Denver Broncos: Is D.J. Williams More Trouble Than He's Worth?

Dan Allen@@DanVAllenCorrespondent IIJune 8, 2012

MINNEAPOLIS, MN - DECEMBER 4: D.J. Williams #55 of the Denver Broncos looks on during the game against the Minnesota Vikings on December 4, 2011 at Mall of America Field at the Hubert H. Humphrey Metrodome in Minneapolis, Minnesota. (Photo by Hannah Foslien/Getty Images)
Hannah Foslien/Getty Images

Denver Broncos linebacker D.J. Williams has been in the news often this offseason. Perhaps a bit too often, in fact.

After a history of trouble off the field—including multiple DWI arrests and receiving a suspension for performance-enhancing drug use—Williams was already on thin ice with management. Williams was previously stripped of his captain status in 2010 following his latest DWI incident.
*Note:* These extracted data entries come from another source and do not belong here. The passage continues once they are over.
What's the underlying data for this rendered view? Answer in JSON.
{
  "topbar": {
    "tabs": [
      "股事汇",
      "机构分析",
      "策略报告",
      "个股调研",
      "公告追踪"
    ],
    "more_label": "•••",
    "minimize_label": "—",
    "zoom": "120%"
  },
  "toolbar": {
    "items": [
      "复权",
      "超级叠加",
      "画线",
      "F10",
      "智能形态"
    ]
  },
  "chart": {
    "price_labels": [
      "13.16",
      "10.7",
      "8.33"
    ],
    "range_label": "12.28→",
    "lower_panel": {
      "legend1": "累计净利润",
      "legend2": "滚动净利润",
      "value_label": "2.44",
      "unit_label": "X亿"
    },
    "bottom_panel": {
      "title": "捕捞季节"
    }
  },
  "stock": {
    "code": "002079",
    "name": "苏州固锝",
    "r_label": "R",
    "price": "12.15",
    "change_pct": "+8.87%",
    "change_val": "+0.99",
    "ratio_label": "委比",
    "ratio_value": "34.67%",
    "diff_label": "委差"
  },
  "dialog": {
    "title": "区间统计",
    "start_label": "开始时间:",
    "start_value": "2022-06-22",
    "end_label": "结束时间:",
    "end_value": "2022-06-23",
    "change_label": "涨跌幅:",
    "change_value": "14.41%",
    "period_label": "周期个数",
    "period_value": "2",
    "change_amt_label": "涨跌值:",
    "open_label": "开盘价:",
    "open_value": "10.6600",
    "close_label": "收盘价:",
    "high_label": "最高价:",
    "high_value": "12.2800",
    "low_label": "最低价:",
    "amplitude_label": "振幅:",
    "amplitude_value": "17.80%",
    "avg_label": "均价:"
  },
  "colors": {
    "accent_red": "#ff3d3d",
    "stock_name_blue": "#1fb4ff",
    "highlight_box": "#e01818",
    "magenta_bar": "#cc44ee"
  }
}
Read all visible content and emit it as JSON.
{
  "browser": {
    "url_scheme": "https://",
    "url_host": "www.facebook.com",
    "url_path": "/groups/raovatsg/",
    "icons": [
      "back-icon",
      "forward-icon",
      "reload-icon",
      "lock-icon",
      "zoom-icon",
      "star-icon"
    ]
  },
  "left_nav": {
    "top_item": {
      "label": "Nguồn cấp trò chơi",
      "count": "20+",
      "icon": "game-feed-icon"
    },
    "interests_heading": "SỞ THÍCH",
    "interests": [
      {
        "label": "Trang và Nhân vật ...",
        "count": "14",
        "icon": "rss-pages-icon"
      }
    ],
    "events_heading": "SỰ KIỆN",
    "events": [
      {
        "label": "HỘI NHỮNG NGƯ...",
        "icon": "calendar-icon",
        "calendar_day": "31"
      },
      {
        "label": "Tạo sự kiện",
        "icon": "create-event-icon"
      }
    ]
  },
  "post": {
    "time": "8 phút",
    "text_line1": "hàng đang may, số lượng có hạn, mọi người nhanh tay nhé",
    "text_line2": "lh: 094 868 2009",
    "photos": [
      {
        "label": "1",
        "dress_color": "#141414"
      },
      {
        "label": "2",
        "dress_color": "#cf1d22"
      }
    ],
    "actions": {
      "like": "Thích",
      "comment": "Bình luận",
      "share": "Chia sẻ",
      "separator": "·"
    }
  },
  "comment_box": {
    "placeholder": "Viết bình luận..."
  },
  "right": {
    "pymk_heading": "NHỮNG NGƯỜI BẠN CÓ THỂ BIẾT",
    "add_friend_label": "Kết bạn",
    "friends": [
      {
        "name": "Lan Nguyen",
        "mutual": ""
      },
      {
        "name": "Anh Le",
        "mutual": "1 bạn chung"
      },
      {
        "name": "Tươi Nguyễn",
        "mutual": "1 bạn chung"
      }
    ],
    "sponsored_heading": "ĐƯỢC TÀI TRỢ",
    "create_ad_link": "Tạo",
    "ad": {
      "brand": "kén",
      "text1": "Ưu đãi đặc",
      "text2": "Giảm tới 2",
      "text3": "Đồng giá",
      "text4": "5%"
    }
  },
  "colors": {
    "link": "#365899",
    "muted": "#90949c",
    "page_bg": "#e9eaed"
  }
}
Williams has once again seen his name in the media for yet another negative reason. On Friday, Williams shocked Broncos management by posting numerous defensive plays on Twitter while announcing he would have to learn a new position for the 2012 season.

Already facing a six-game suspension to begin the 2012 season, Williams could now see disciplinary action from Denver after acting out off the field once again.
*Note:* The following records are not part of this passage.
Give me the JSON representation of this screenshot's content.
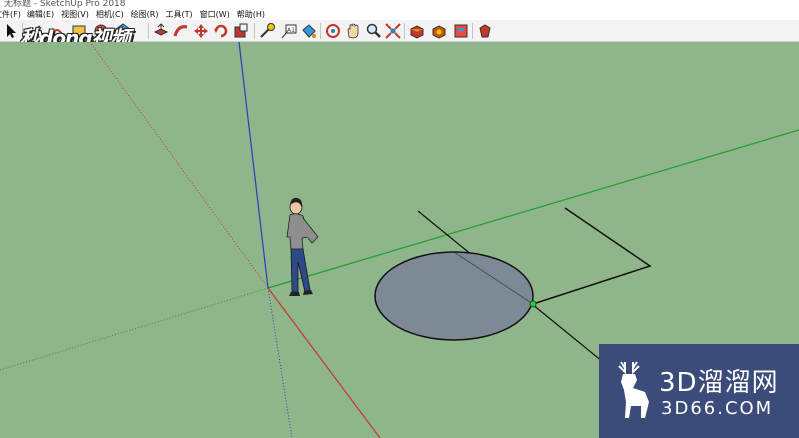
{
  "window": {
    "title": "无标题 - SketchUp Pro 2018"
  },
  "menu": {
    "items": [
      {
        "label": "文件(F)"
      },
      {
        "label": "编辑(E)"
      },
      {
        "label": "视图(V)"
      },
      {
        "label": "相机(C)"
      },
      {
        "label": "绘图(R)"
      },
      {
        "label": "工具(T)"
      },
      {
        "label": "窗口(W)"
      },
      {
        "label": "帮助(H)"
      }
    ]
  },
  "toolbar": {
    "tools": [
      "select-arrow-icon",
      "line-pencil-icon",
      "arc-icon",
      "rectangle-icon",
      "circle-icon",
      "polygon-icon",
      "push-pull-icon",
      "follow-me-icon",
      "move-icon",
      "rotate-icon",
      "scale-icon",
      "paint-bucket-icon",
      "tape-measure-icon",
      "text-icon",
      "dimension-icon",
      "orbit-icon",
      "pan-icon",
      "zoom-icon",
      "zoom-extents-icon",
      "3d-warehouse-icon",
      "extension-warehouse-icon",
      "layout-icon",
      "ruby-icon"
    ]
  },
  "overlays": {
    "video_watermark": "秒dong视频",
    "brand_cn": "3D溜溜网",
    "brand_en": "3D66.COM"
  },
  "colors": {
    "viewport_bg": "#8fb58a",
    "axis_red": "#c23a2b",
    "axis_green": "#1f9e2b",
    "axis_blue": "#2a3fb5",
    "circle_face": "#7d8a95",
    "brand_bg": "#3b4c7a"
  }
}
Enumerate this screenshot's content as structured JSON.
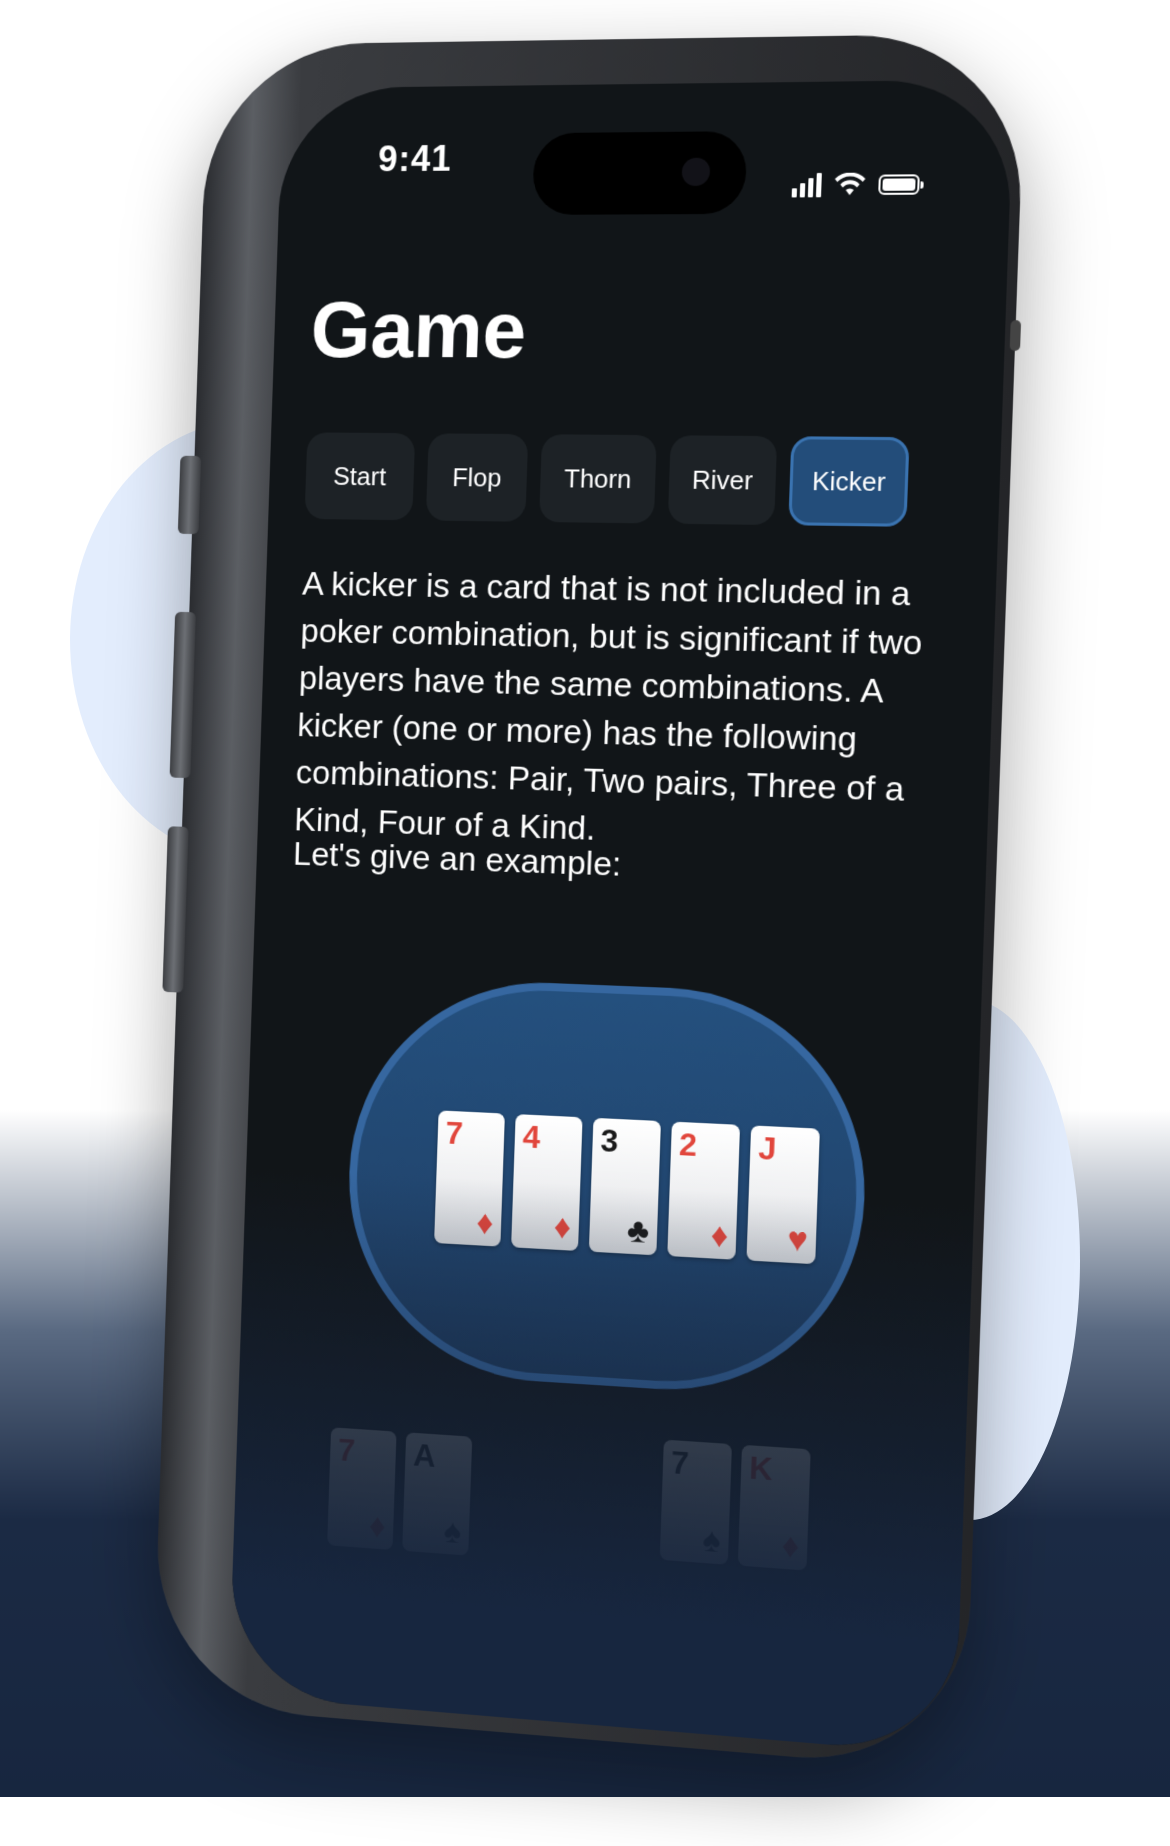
{
  "status_bar": {
    "time": "9:41"
  },
  "header": {
    "title": "Game"
  },
  "tabs": [
    {
      "label": "Start",
      "active": false
    },
    {
      "label": "Flop",
      "active": false
    },
    {
      "label": "Thorn",
      "active": false
    },
    {
      "label": "River",
      "active": false
    },
    {
      "label": "Kicker",
      "active": true
    }
  ],
  "content": {
    "description": "A kicker is a card that is not included in a poker combination, but is significant if two players have the same combinations. A kicker (one or more) has the following combinations: Pair, Two pairs, Three of a Kind, Four of a Kind.",
    "example_intro": "Let's give an example:"
  },
  "community_cards": [
    {
      "rank": "7",
      "suit": "♦",
      "color": "red"
    },
    {
      "rank": "4",
      "suit": "♦",
      "color": "red"
    },
    {
      "rank": "3",
      "suit": "♣",
      "color": "black"
    },
    {
      "rank": "2",
      "suit": "♦",
      "color": "red"
    },
    {
      "rank": "J",
      "suit": "♥",
      "color": "red"
    }
  ],
  "player_left_cards": [
    {
      "rank": "7",
      "suit": "♦",
      "color": "red"
    },
    {
      "rank": "A",
      "suit": "♠",
      "color": "black"
    }
  ],
  "player_right_cards": [
    {
      "rank": "7",
      "suit": "♠",
      "color": "black"
    },
    {
      "rank": "K",
      "suit": "♦",
      "color": "red"
    }
  ],
  "colors": {
    "accent": "#234d7a",
    "table": "#24507e",
    "screen": "#111518",
    "red_suit": "#e1463c"
  }
}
It is with this news that the question must be asked: is D.J. Williams more trouble than he's worth for the Denver Broncos?
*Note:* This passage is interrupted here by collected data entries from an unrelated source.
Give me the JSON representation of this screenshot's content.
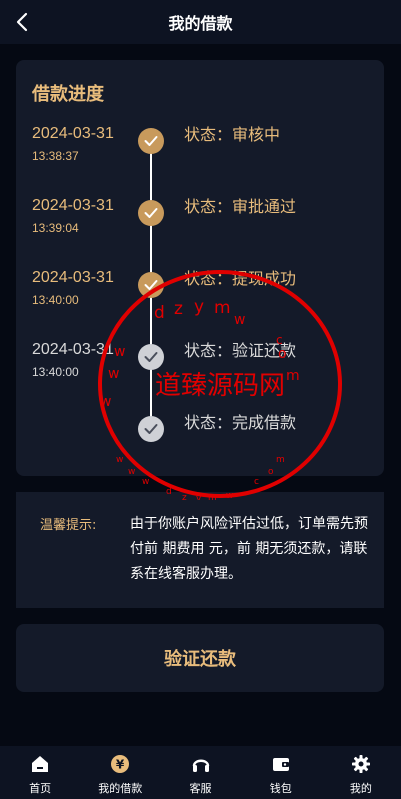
{
  "header": {
    "title": "我的借款",
    "back_icon": "chevron-left-icon"
  },
  "progress": {
    "title": "借款进度",
    "steps": [
      {
        "date": "2024-03-31",
        "time": "13:38:37",
        "status": "状态：审核中",
        "done": true
      },
      {
        "date": "2024-03-31",
        "time": "13:39:04",
        "status": "状态：审批通过",
        "done": true
      },
      {
        "date": "2024-03-31",
        "time": "13:40:00",
        "status": "状态：提现成功",
        "done": true
      },
      {
        "date": "2024-03-31",
        "time": "13:40:00",
        "status": "状态：验证还款",
        "done": false
      },
      {
        "date": "",
        "time": "",
        "status": "状态：完成借款",
        "done": false
      }
    ]
  },
  "tip": {
    "label": "温馨提示:",
    "text": "由于你账户风险评估过低，订单需先预付前 期费用 元，前 期无须还款，请联系在线客服办理。"
  },
  "action": {
    "verify_label": "验证还款"
  },
  "watermark": {
    "main": "道臻源码网",
    "letters": "dzymw.com"
  },
  "tabbar": {
    "items": [
      {
        "label": "首页",
        "icon": "home-icon"
      },
      {
        "label": "我的借款",
        "icon": "yen-coin-icon",
        "active": true
      },
      {
        "label": "客服",
        "icon": "headset-icon"
      },
      {
        "label": "钱包",
        "icon": "wallet-icon"
      },
      {
        "label": "我的",
        "icon": "gear-icon"
      }
    ]
  },
  "colors": {
    "accent": "#e8bc7c",
    "check_done": "#c89a5c",
    "card": "#141a29",
    "background": "#050913",
    "watermark": "#e00000"
  }
}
Williams has been one of Denver's most consistent defensive players since becoming a starter as a rookie in 2004. In eight seasons, Williams has racked up 810 tackles, 20.5 sacks and 13 forced fumbles. That's an average of over 100 tackles per season—quite the impressive feat.

However, 2012 will mark the second consecutive season that Williams missed time to start the season, having missed the first three weeks of 2011 due to injury. Williams did avoid a suspension from the NFL for both DWI incidents, but still faces heavy scrutiny in the aftermath. The soon-to-be 30-year-old has angered management in both the Josh McDaniels era, and with his latest stunt, the budding John Fox/John Elway era.

Denver is prepared for the loss of Williams in 2012 with linebackers Von Miller, Joe Mays and Wesley Woodyard to start while Williams misses time under suspension. Denver fared decently without Williams early on in 2011 during his three-game suspension, with rookie Miller quickly making an impact, and both Mays and Woodyard stepping up to fill the void.

Denver also added Danny Trevathan in the sixth round of the 2012 NFL Draft, and second-year linebacker Nate Irving is waiting in the wings.

The coaching staff must be asking themselves at this point whether Williams' talent is worth the continuing problems off the field if the linebacker corps can hold up without him.